Editorial
August 12, 2014

That voters’ list – only Parliament can clean it up!

Tue Aug 12, 2014

The latest version of the list of eligible registered voters in St Vincent and the Grenadines has been released and it indicates that 105,919 persons would be eligible to vote if general elections were to be held today.

With a population in St Vincent and the Grenadines of 109,188, based on the housing and population census of 2012, the list clearly does not accurately reflect the total number of adult Vincentians who normally reside here, plus those who have returned home within the last five years.{{more}}

The list, which has been released to the political parties, also gives the number of persons who have the new identification card and those who still hold the ones issued prior to 2009. The number of persons holding the new cards is 68,624, which is closer to estimates of the adult population in this country based on the census.

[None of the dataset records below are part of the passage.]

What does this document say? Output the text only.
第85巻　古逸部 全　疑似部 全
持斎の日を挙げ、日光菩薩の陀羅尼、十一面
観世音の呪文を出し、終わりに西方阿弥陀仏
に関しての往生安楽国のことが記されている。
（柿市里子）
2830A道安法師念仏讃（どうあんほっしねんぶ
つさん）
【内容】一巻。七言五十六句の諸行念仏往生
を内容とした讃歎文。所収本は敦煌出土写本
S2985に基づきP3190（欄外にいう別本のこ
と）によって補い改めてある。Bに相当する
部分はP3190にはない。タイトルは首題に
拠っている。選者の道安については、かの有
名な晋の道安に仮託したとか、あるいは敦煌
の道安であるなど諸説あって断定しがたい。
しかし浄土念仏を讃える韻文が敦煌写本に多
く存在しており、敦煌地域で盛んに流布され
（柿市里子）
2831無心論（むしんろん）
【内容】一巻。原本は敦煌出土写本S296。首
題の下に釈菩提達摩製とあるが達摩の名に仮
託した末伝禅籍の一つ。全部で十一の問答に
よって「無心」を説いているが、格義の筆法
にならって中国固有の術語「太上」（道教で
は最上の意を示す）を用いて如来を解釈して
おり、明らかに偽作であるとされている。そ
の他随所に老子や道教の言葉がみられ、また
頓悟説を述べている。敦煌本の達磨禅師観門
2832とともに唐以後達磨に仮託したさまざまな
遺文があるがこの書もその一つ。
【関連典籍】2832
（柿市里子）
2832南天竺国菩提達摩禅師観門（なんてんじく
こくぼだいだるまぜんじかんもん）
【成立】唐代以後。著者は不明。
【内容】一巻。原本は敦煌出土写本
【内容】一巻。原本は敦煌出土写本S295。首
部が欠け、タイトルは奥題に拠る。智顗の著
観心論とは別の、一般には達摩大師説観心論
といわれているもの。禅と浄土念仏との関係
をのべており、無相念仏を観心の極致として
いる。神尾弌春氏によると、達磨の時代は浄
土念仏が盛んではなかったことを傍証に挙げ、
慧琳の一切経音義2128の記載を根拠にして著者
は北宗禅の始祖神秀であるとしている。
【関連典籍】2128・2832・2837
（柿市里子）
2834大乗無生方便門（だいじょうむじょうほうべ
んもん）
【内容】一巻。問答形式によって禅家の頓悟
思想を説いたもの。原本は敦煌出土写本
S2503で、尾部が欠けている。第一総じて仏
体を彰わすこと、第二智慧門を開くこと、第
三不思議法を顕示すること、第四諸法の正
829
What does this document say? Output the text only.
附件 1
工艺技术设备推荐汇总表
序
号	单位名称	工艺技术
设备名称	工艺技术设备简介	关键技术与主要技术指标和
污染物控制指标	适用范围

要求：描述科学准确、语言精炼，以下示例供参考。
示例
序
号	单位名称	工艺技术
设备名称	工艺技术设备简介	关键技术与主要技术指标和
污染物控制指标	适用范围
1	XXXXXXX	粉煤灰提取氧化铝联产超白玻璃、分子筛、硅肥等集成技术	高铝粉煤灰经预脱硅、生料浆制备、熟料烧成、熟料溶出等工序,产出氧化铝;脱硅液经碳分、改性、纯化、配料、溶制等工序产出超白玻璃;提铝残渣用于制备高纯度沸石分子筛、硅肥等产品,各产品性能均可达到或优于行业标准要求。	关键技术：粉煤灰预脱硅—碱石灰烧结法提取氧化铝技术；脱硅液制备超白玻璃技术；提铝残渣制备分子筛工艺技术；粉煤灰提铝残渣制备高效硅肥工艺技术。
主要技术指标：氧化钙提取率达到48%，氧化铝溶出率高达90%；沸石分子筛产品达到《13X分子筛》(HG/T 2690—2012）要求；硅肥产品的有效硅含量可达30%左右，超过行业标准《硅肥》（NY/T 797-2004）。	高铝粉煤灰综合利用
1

For years now, there have been calls for the Office of the Supervisor of Elections to clean up the list and bring it down to a more realistic figure, but careful study of the Representative of the People Act would indicate why this is easier said than done.

The Act has only one reference to an ID card, and nowhere in the Act does it say that a person is required to have a valid ID card in order to be eligible to vote. All that is required. according to the Act, is for the the person’s name to be on the voters’ list.

And removing a person’s name from the list is not that simple, the Supervisor of Elections explained to SEARCHLIGHT yesterday. With the absence of computerized immigration records which would definitively say which Vincentians have not returned home for over five years, removing a person from the list, based the report of a relative or neighbour would be risky and may open the Supervisor of Elections to legal challenge.

The Supervisor of Elections is therefore understandably treading cautiously, as it is better to have bloated list than to disenfranchise a single voter.

Despite this, no one should feel happy about this list, as the status of 35 per cent of those on it is uncertain – one does not know if these are people who are resident in St Vincent and the Grenadines, but have not bothered to register for the new cards, or persons who have been overseas since before 2009 or even some who are dead.

Uncertainty about the status of such a large percentage of the list is cause for concern, as it leaves too much room for electoral fraud and other irregularities.

The political parties have been complaining about the list for many years now, but we are not aware of a call by any of them for the Representation of the People Act to be amended to allow for a cleansing of the list. It certainly seems that amending the Act would be the only way to clean the list in any meaningful manner, given the strictures placed on the Supervisor of Elections by the Act in its present form.